Farmland Studies for the Long Haul - Scientist are looking to the past to help Pacific Northwest wheat growers stay competitive in the future

Agricultural Research, Feb, 1999 by Kathryn Barry Stelljes

Experiments set up in 1931 have helped chronicle the history of farming in the Pacific Northwest.

Hot, dry, and windy. That description might not bring Oregon to mind. But some parts of the Columbia Plateau on the eastern side of Oregon's Cascade Range receive less than 10 inches of precipitation annually -- compared with 60 inches on the verdant western side of the slopes and nearly 200 inches in the coastal mountains.

The soil in this dry region of the Northeast is among the most fertile in the nation. It was left behind by glaciers, then swirled by wind and redeposited up to 150 feet thick. The plateau rings an ancient lakebed stretching from the Cascades east to Idaho, and from northeastern Oregon to Canada.

The area produces the lion's share of the nation's soft white wheat crop, worth more than $1 billion annually. Soft white wheat is preferred for Asian noodles and confections.

To help wheat growers stay competitive in the future, scientists are looking to the past.

The Columbia Plateau Conservation Research Center in Pendleton, Oregon, manages some of the longest running agricultural experiments on cultivated land in the western United States. The center is managed cooperatively by the Agricultural Research Service and Oregon State University.

Settlers first began farming here in the late 1870s. By the early 1900s, lower yields and erosion were already problems. The Pendleton experiment station was established in 1928 to provide practical solutions.

Wheat planted in October takes advantage of winter rain and snow. From April until the August harvest, the crop relies mostly on water stored in the soil. Even so, many areas are too dry to support a crop every year. To conserve water, the standard practice has been to grow wheat 1 year and leave the land unplanted, or fallow, the next.

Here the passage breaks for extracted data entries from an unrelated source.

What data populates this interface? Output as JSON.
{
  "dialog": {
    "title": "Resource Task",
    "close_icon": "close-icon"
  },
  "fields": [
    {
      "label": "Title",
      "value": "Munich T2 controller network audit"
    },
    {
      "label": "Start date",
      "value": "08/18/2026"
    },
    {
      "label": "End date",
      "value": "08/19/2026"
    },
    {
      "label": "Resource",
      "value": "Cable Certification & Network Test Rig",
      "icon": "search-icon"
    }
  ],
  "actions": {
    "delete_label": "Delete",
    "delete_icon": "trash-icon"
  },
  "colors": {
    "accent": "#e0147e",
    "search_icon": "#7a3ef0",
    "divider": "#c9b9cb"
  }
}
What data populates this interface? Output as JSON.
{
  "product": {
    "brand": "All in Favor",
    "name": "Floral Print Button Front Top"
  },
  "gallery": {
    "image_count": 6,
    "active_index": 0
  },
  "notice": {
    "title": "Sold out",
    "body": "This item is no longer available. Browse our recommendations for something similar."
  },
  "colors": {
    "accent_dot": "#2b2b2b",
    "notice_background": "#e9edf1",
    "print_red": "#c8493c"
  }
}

But this causes other problems. With rain and melting snow on frozen soil -- and slopes greater than 25 percent in some areas -- the region has some of the country's worst erosion problems. And one of the most important measures of soil quality -- soil organic matter -- has declined up to 40 percent since farming started.

Taking a Long View

Experiments set up in 1931 help chronicle the history of farming in this region and now give scientists a unique resource for setting the best future course.

"These research plots give us a baseline for comparison that we could achieve in no other way," says ARS soil scientist Paul E. Rasmussen. "And studies to identify sustainable management practices and potential climate changes have created international interest in the experiments," he says. Rasmussen served as chair of the committee that oversees the experiments until 1997. He retired in early 1999 but still collaborates with the lab.

The Pendleton experiments include:

* Grass Pasture: This 150- by 360-foot plot was taken out of crop production in 1931 and represents lightly grazed grassland.

* Continuous Cereal: Three adjacent plots have been planted with cereal grains every year since 1931 as a comparison for other crop rotations. The crops grown have changed over the years and now include winter wheat, spring barley, and spring wheat. The soil is conventionally tilled with a moldboard plow.

* Residue Management: This experiment represents the typical farming techniques used in the region. In this block of plots, winter wheat has been alternated with fallow since 1931. Nine 38- by 132-foot plots receive different treatments, such as burning the wheat stubble in the fall, burning in the spring, or applying different amounts and types of nitrogen. All are conventionally tilled.

* Tillage-Fertility: Established in 1940, this experiment is also winter wheat/fallow, but it compares different types of tillage, including moldboard plow, chisel plow, and sweep tillage. Nitrogen applications also vary.

* Wheat/Pea: Since 1963, winter wheat has been alternated with a pea crop in this experiment to determine the viability and nitrogen needs of a wheat/legume rotation. These plots use four different tillage systems.

* No-Till Wheat: This experiment, set up in 1982, analyzes wheat yield and soil quality in a no-till winter wheat/fallow system. In 1997, an identical set of plots was set up so that scientists could see how the soil and crop variables change when land is Converted from conventional tillage to no-till -- also called direct seeding.

What the Research Tells Us

Data collected over 6 decades show that grain yield has nearly doubled since the 1930s, thanks to improvements in wheat varieties and soil fertility management.

The traditional farming system included fallowing every other year and tilling with a moldboard plow. But the experiments showed that the long-term environmental costs of these practices is high.

The system leaves the land vulnerable to wind and water erosion that carry away the nutrient-rich soil and require farmers to add increasing amounts of nitrogen fertilizer. In fact, the same varieties that provide higher yields need much more nitrogen. Wheat crops in the 1940s used 15 pounds of nitrogen per acre; by the 1980s, they required 80 pounds.